In its 2023 Fall Economic Statement1, the federal government announced its intention to require large federally regulated pension plans to disclose to the Superintendent of Financial Institutions (the Superintendent) the jurisdictions in which those pension plans are invested—which in turn, the Superintendent would disclose to the public.
In June 2024, Parliament approved Bill C-69, the Budget Implementation Act, 2024, No. 1, which included amendments to the Pension Benefits Standards Act, 1985 to enable the new disclosure requirements. These amendments are not yet in force but will become effective concurrently with amendments to the accompanying federal regulations, the Pension Benefits Standards Regulations, 1985 (PBSR), which contain details around the "prescribed information" that is to be disclosed and define which federally regulated plans will be subject to the disclosure requirements.
On November 2, 2024, the federal government released the anticipated draft amendments to the PBSR.
All federally regulated pension plans that have a total market value of assets of at least $500 million at the end of their plan year will be subject to the disclosure requirements. This threshold will impact approximately 50 plans and capture almost 90% of the $238 billion in assets held by federally regulated pension plans2.
Under the proposed amendments, the Superintendent will be required to publish the market value (expressed in dollars and as a percentage of total assets) of the plan assets under management for each specified geographic location, and by asset class within each geographic location, at the end of the applicable plan year.
The proposed geographic locations are Canada, the United States, Europe, China, Asia-Pacific region (excluding China), Latin America, and “any other location”.
The proposed asset classes are public equity, private equity, bonds, infrastructure, real estate, short-term assets (including cash, deposits, guaranteed investment certificates, and short-term securities), and “any other class of assets”.

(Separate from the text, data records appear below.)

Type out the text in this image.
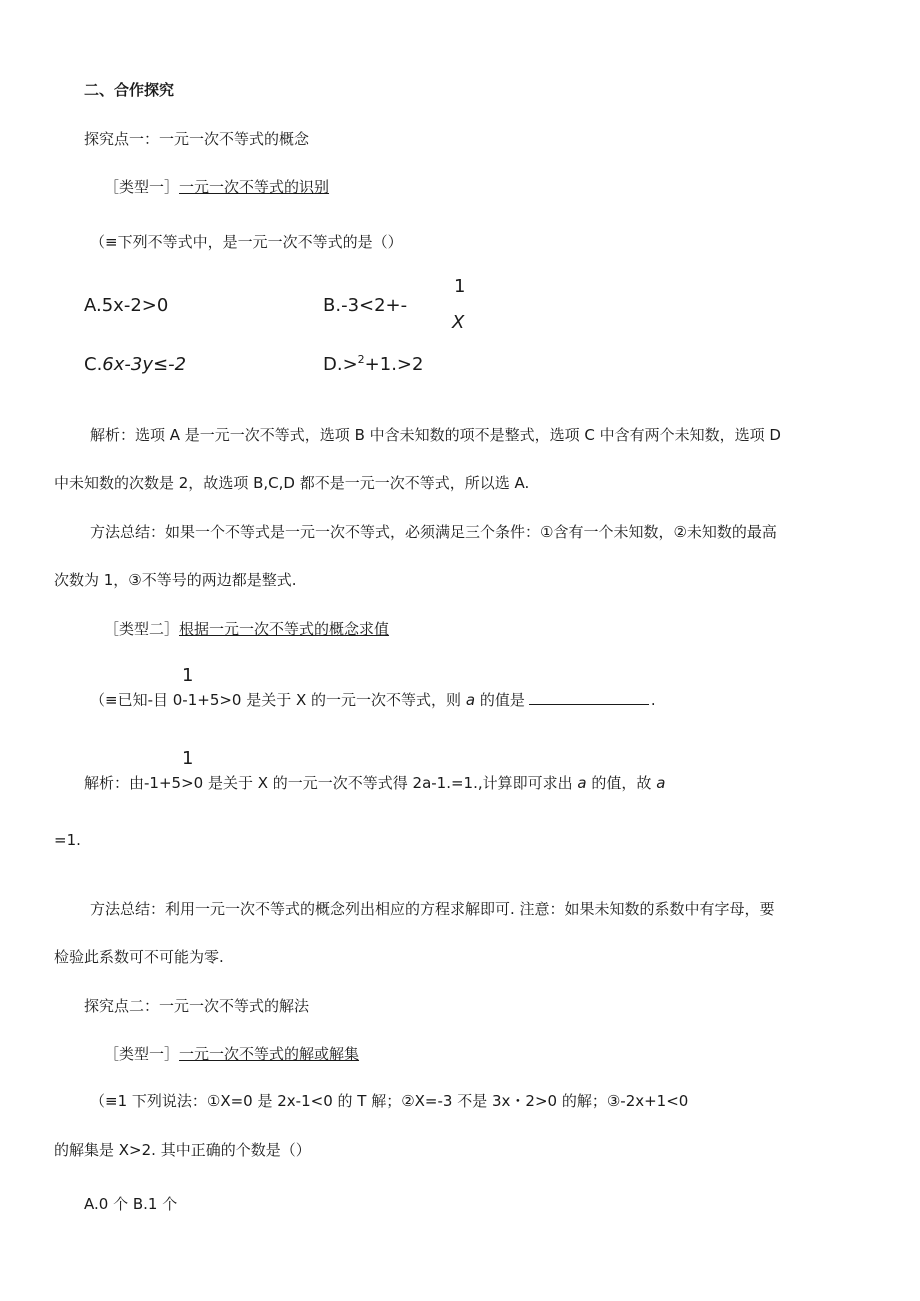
二、合作探究
探究点一：一元一次不等式的概念
［类型一］一元一次不等式的识别
（≡下列不等式中，是一元一次不等式的是（）
A.5x-2>0	B.-3<2+-
1
X
C.6x-3y≤-2	D.>$^2$+1.>2
解析：选项 A 是一元一次不等式，选项 B 中含未知数的项不是整式，选项 C 中含有两个未知数，选项 D
中未知数的次数是 2，故选项 B,C,D 都不是一元一次不等式，所以选 A.
方法总结：如果一个不等式是一元一次不等式，必须满足三个条件：①含有一个未知数，②未知数的最高
次数为 1，③不等号的两边都是整式.
［类型二］根据一元一次不等式的概念求值
1
（≡已知-目 0-1+5>0 是关于 X 的一元一次不等式，则 a 的值是	.
1
解析：由-1+5>0 是关于 X 的一元一次不等式得 2a-1.=1.,计算即可求出 a 的值，故 a
=1.
方法总结：利用一元一次不等式的概念列出相应的方程求解即可. 注意：如果未知数的系数中有字母，要
检验此系数可不可能为零.
探究点二：一元一次不等式的解法
［类型一］一元一次不等式的解或解集
（≡1 下列说法：①X=0 是 2x-1<0 的 T 解；②X=-3 不是 3x・2>0 的解；③-2x+1<0
的解集是 X>2. 其中正确的个数是（）
A.0 个 B.1 个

The information will be reported by the Superintendent separately for defined benefit provisions and defined contribution provisions by employer (or by plan name in the case of multi-employer pension plans). It will also be aggregated for all plans.
The proposed amendments will require the Superintendent’s initial publication of investment information to cover the 2022, 2023 and 2024 plan years.
The proposed amendments are subject to a 30-day consultation period, which expires on December 2, 2024. The proposed amendments will come into force on a day to be fixed by order of the Governor in Council.
The federal government’s stated purpose for these amendments, which was announced at the same time it expressed interest in encouraging pension plans to invest more in Canada, is to improve the transparency of the distribution of federally regulated pension plan investments to “help plan members and retirees to better understand where their pensions are being invested”. Large federally regulated pension plans can expect that if the amendments are enacted, they will be required to provide additional information about their investments when filing their annual returns, either in that return or in a new form.
As noted in the 2024 Federal Budget, the federal government intends to continue engaging with the provinces about requiring similar disclosures by Canada's largest provincially regulated pension plans. We will provide further updates on this matter as more information becomes available.